Vers midi, Brigitte Sempéré passe donc un coup de fil à son fils. Thierry Verillotte assiste à cette conversation, sans intervenir. Pour lui, « elle l’a mis face à ses responsabilités. L’idée était de lui dire : ‘‘ Est-ce qu’on te met dans des études moins difficiles, comme un CAP ? Ou bien tu entres dans le monde du travail et tu fais quelque chose de ta vie.’’ » La discussion s’envenime : sa mère l’informe qu’il sera déscolarisé. Elle décide d’aller le chercher l’après-midi même. Personne n’avise le lycée de cette démarche. Lorsque Brigitte Sempéré arrive à Embrun, il est 15 h 30. Alors qu’il doit effectuer deux heures de colle, Mathieu Broutin n’est pas en salle de permanence. Sa chambre d’internat est vide. Ses affaires sont pourtant là. « Le lycée n’a pas remarqué son absence », souffle Thierry Verillotte. Inquiète, Brigitte Sempéré et son autre fils Vincent arpentent les rues d’Embrun à la recherche de Mathieu. Deux heures plus tard, elle prévient son époux de la disparition et se rend à la gendarmerie. L’accueil est glacial. « Il a fallu que je rappelle des collègues pour qu’ils prennent au sérieux la disparition », souligne son époux, lui-même ancien gendarme. Brigitte Sempéré est enfin entendue ; un officier recueille son témoignage en fin de journée. Dès les premiers jours, la disparition est classée inquiétante et une enquête est ouverte.
« Il faut avoir le vocabulaire, les bons mots et les connaissances de la justice française pour encourager les officiers à considérer la disparition comme inquiétante, lorsque ceux-ci veulent se débarrasser du problème. »

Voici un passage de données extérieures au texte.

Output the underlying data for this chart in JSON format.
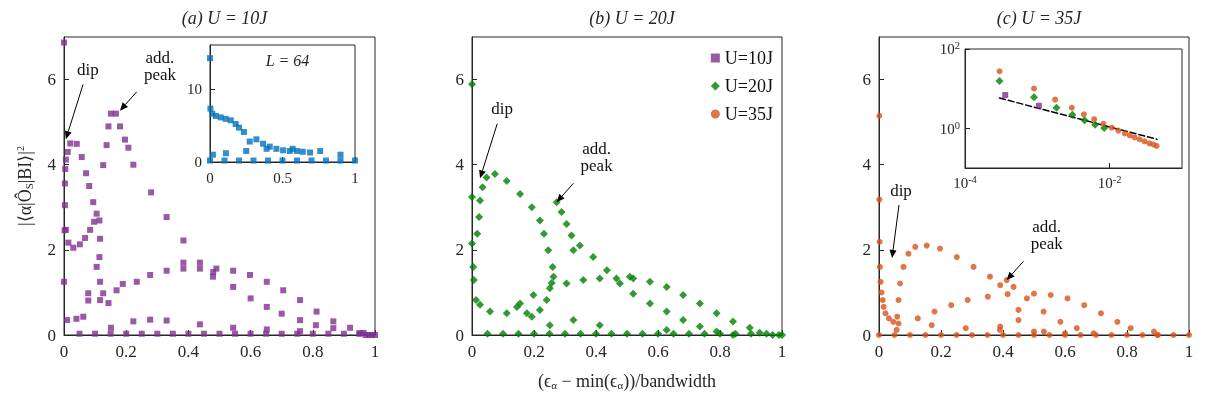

D’expérience, Thierry Verillotte le sait : « Pour les brigades, une disparition, c’est tout bon ou tout mauvais. Soit on retrouve la personne dans les 24 ou 48 heures, soit ce sont des dossiers qui traînent et pour lesquels vous n’avez pas de réponse. » La famille n’est pas rigoureusement tenue informée de l’avancée des recherches. Et à sa grande surprise, le père biologique de Mathieu, Freddy Broutin, n’est jamais interrogé par les gendarmes chargé de l’enquête. « Il était en vacances chez moi quelques semaines avant sa disparition, alors j’ai pensé que j’aurais des éléments à leur donner », détaille-t-il. Brigitte Sempéré et Thierry Verillotte sont, eux, entendus rapidement, mais « plutôt concernant la personnalité de Mathieu ».
Dernier espoir : les associations
Dans ce grand vide d’informations, certaines familles se sentent désemparées. Les associations d’aide apparaissent alors comme le dernier espoir, l’ultime lien avec leur proche disparu. Pour Dominique Lavorel, vice-présidente de l’association Manu, saisie par Thierry Verillotte, tous les proches ne sont pas sur un pied d’égalité face à ces situations : « On part de rien, les familles doivent convaincre tout le temps. Il faut avoir le vocabulaire, les bons mots et les connaissances de la justice française pour encourager les officiers à considérer la disparition comme inquiétante, lorsque ceux-ci veulent se débarrasser du problème. » Les proches se heurtent régulièrement à une réalité difficile à entendre : toutes les disparitions ne sont pas inquiétantes.
Les associations constituent des récepteurs privilégiés des témoignages sur la violence psychologique qu’induit une telle situation. Il n’est pas rare que des familles tentent de joindre les bénévoles à des heures tardives de la nuit ou au petit matin. « Le premier contact est plein de désespoir. Des proches m’appellent à 4 heures du matin, mais je les comprends », s’émeut Dominique Lavorel. Certaines familles se trouvent dans un tel flou qu’elles appellent les bénévoles tous les jours, pour obtenir des nouvelles de l’enquête. Dans ces cas, les membres des associations sont conscients d’assurer un soutien psychologique d’une intensité comparable à un suivi professionnel. L’investissement en temps augmente si des parties prenantes ne communiquent pas de façon ouverte et exhaustive, comme c’est le cas du père et du beau-père de Mathieu Broutin.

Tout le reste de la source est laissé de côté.